States can declare religious or linguistic communities as a minority: Centre to SC
The Centre said that the Karnataka government has notified Urdu, Telugu, Tamil, Malayalam, Marathi, Tulu, Lamani, Hindi, Konkani, and Gujarati languages as minority languages within the state.
NEW DELHI: The Centre has in a counter-affidavit filed before the Supreme Court has submitted that states can also declare a religious or linguistic community as a ‘minority community’ within the said state and the allegations that Hindus, Jews, Baha’i followers cannot establish educational institutions of their choice is not correct. Centre has filed the response to a plea seeking directions to lay down guidelines for the identification of minorities at the state level, in order to ensure that only those religious & linguistic groups, which are socially economically, politically non-dominant and numerically inferior, can establish and administer educational institutions of their choice.
"It is submitted that matters such as declaring the followers of Judaism, Bahaism and Hinduism, who are minorities in Ladakh, Mizoram, Lakshadweep, Kashmir, Nagaland, Meghalaya, Manipur, Arunachal Pradesh and Manipur can establish and administer educational institutions of their choice in the said States and laying down guidelines for identification of minority at state level may be considered by the concerned State Governments", the affidavit filed by the Union Ministry of Minority Affairs said.

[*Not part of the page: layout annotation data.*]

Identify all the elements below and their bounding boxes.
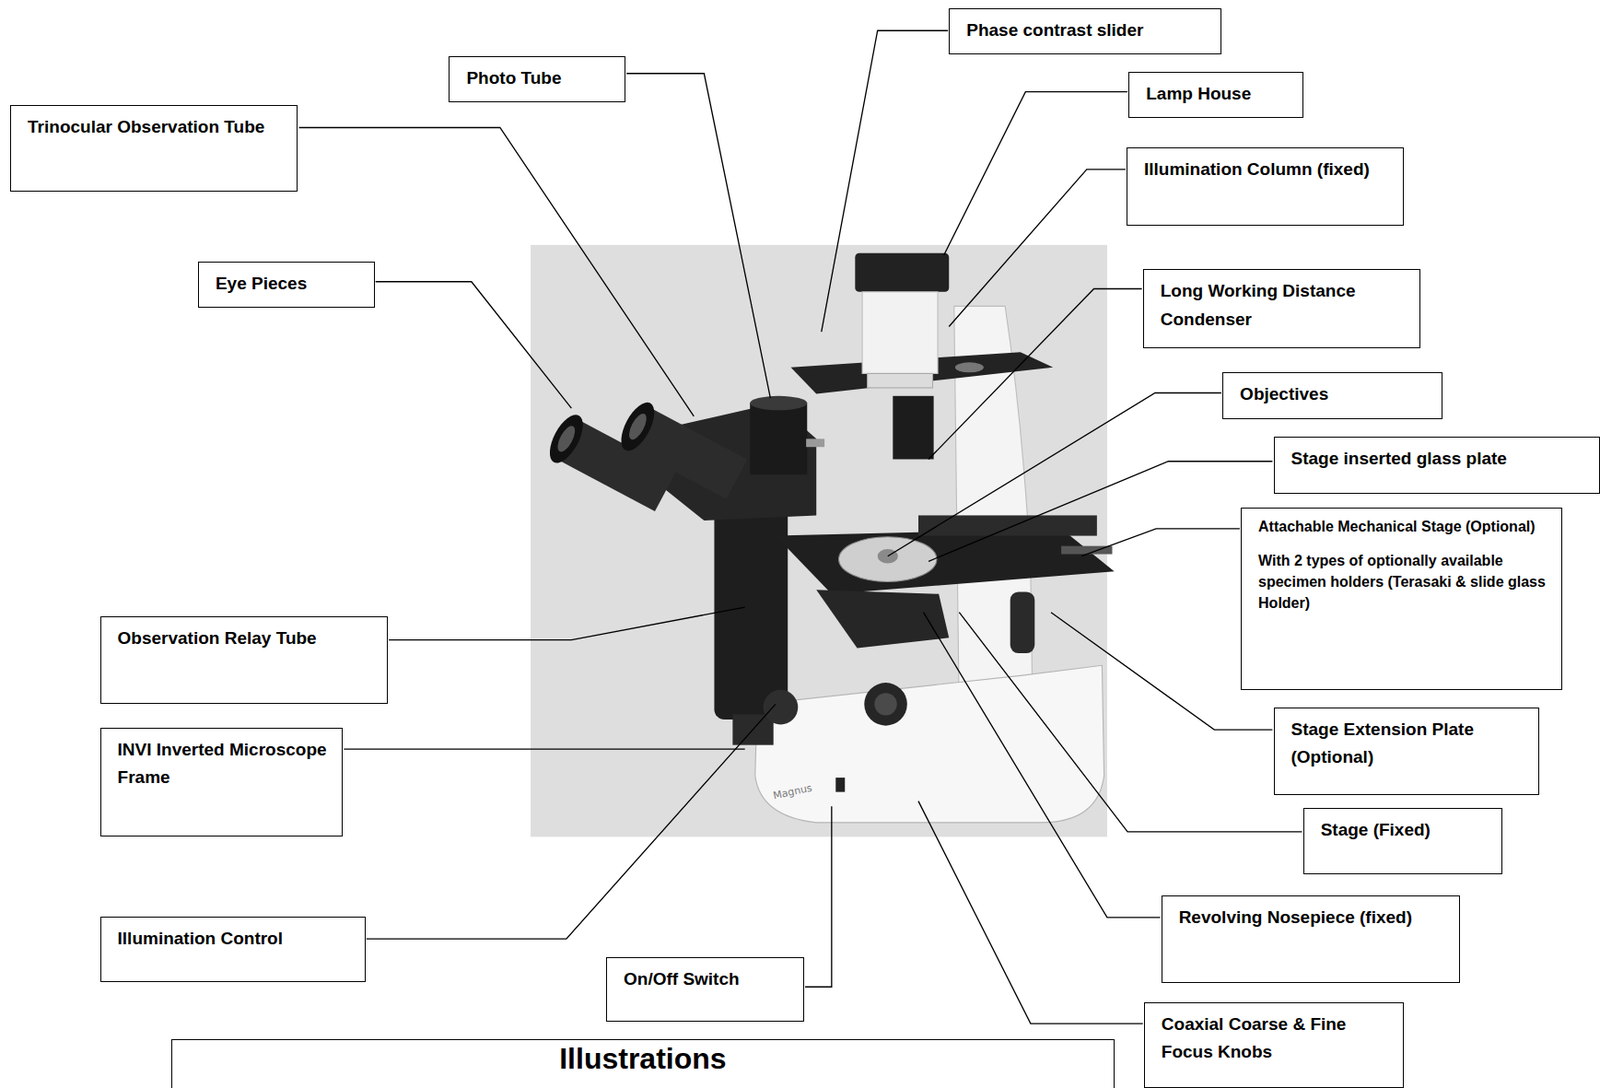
part-name: Stage (Fixed)	[1320, 816, 1487, 844]
heading-text: Illustrations	[181, 1041, 1105, 1076]
mechanical-stage	[918, 514, 1098, 536]
part-name: Observation Relay Tube	[117, 624, 373, 653]
part-name: Phase contrast slider	[966, 16, 1206, 45]
callout-box: Objectives	[1222, 372, 1443, 419]
photo-tube	[749, 403, 807, 476]
callout-box: Lamp House	[1128, 71, 1303, 118]
part-name: Revolving Nosepiece (fixed)	[1179, 903, 1446, 932]
lamp-house	[854, 253, 949, 292]
stage-plate	[775, 528, 1115, 595]
part-name: Stage Extension Plate (Optional)	[1291, 715, 1524, 772]
illumination-dial	[763, 689, 799, 725]
power-switch	[835, 777, 845, 793]
callout-box: Revolving Nosepiece (fixed)	[1161, 895, 1461, 983]
callout-box: Stage (Fixed)	[1303, 807, 1503, 875]
part-name: Attachable Mechanical Stage (Optional)	[1258, 515, 1547, 538]
callout-box: On/Off Switch	[606, 957, 805, 1022]
illumination-column	[862, 291, 938, 374]
photo-tube-pin	[805, 438, 825, 447]
part-name: Stage inserted glass plate	[1291, 444, 1585, 473]
part-name: Objectives	[1239, 380, 1427, 409]
glass-plate	[839, 537, 937, 583]
slider-hole	[955, 362, 984, 373]
part-name: Photo Tube	[466, 64, 610, 93]
relay-tube	[713, 490, 788, 720]
part-name: Illumination Column (fixed)	[1144, 155, 1389, 184]
part-name: Eye Pieces	[215, 269, 360, 298]
condenser	[892, 396, 934, 460]
heading-box: Illustrations	[171, 1039, 1115, 1088]
callout-box: Attachable Mechanical Stage (Optional) Wi…	[1240, 507, 1563, 690]
stage-knob	[1010, 592, 1036, 654]
callout-box: Phase contrast slider	[948, 8, 1222, 55]
callout-box: Stage Extension Plate (Optional)	[1273, 707, 1540, 795]
callout-box: Photo Tube	[448, 56, 626, 103]
callout-box: INVI Inverted Microscope Frame	[100, 727, 344, 838]
callout-box: Long Working Distance Condenser	[1143, 268, 1421, 348]
part-name: Trinocular Observation Tube	[27, 113, 282, 141]
part-name: Illumination Control	[117, 924, 351, 953]
callout-box: Eye Pieces	[198, 261, 375, 308]
part-name: INVI Inverted Microscope Frame	[117, 735, 328, 793]
callout-box: Trinocular Observation Tube	[10, 105, 298, 192]
part-name: Long Working Distance Condenser	[1160, 277, 1405, 334]
part-name: Lamp House	[1145, 80, 1287, 108]
part-name: On/Off Switch	[623, 965, 789, 993]
part-name: With 2 types of optionally available spe…	[1258, 549, 1547, 615]
callout-box: Illumination Control	[100, 916, 366, 982]
photo-tube-top	[749, 396, 807, 411]
callout-box: Coaxial Coarse & Fine Focus Knobs	[1144, 1002, 1404, 1088]
fine-focus-knob	[874, 692, 897, 715]
part-name: Coaxial Coarse & Fine Focus Knobs	[1161, 1010, 1389, 1067]
callout-box: Stage inserted glass plate	[1273, 436, 1600, 494]
callout-box: Illumination Column (fixed)	[1126, 147, 1404, 226]
focus-knob	[864, 682, 908, 726]
eyepiece-right	[614, 397, 749, 503]
column-ring	[867, 373, 934, 388]
callout-box: Observation Relay Tube	[100, 616, 388, 704]
brand-label: Magnus	[771, 782, 814, 803]
nosepiece	[816, 589, 949, 648]
base-frame	[755, 665, 1105, 823]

It also said that the Karnataka government has notified Urdu, Telugu, Tamil, Malayalam, Marathi, Tulu, Lamani, Hindi, Konkani, and Gujarati languages as minority languages within the state.
It was submitted that the Central government on October 29, 2004, resolved to constitute a National Commission for Religious and Linguistic Minorities and the terms of reference of the Commission were to suggest criteria for identification of socially and economically backward sections among religious and linguistic minorities to recommend measures for socially and economically backward sections along with religious and linguistic minorities including reservation in education and government employment and to suggest constitutional, legal, and administrative modalities required for the implementation of its recommendation. The affidavit said that the Parliament has enacted the National Commission for Minorities Act, 1992, under Article 246 of the Constitution read with Entry 20 in the Concurrent List in 7th Schedule.
"The Ministry of Minority Affairs was set up so as to improve socio-economic conditions of the minorities through affirmative action and inclusive development so that every citizen has equal opportunity to participate actively in building a vibrant nation," it added.
At the same time, the Central government has maintained that states alone can't be given the power to frame laws on the subject of minorities as this would go against the constitutional scheme and would go against several decisions of the apex court.
"Parliament under Article 246 of the Constitution, read with Entry 20 in Concurrent List in Schedule Seven, has enacted the National Commission for Minorities Act, 1992. If the view that the States alone has the power to enact law on the subject of a minority is accepted, then in such a case, Parliament will be denuded of its power to enact law on the said subject and this would be contrary to the constitutional scheme,” Centre has stated.
The petition had sought directions and declaration that Section 2(f) of the National Commission for Minority Education Institution Act 2004, is arbitrary, irrational and offends Articles 14, 15, 21, 29 and 30 of the Constitution hence void.
The petition had also sought directions for a declaration that followers of Judaism, Bahaism & Hinduism, who are minorities in Laddakh, Mizoram, Lakshadweep, Kashmir, Nagaland, Meghalaya, Arunachal Pradesh, Punjab and Manipur, can establish & administer educational institutions of their choice in the spirit of the TMA Pai Ruling.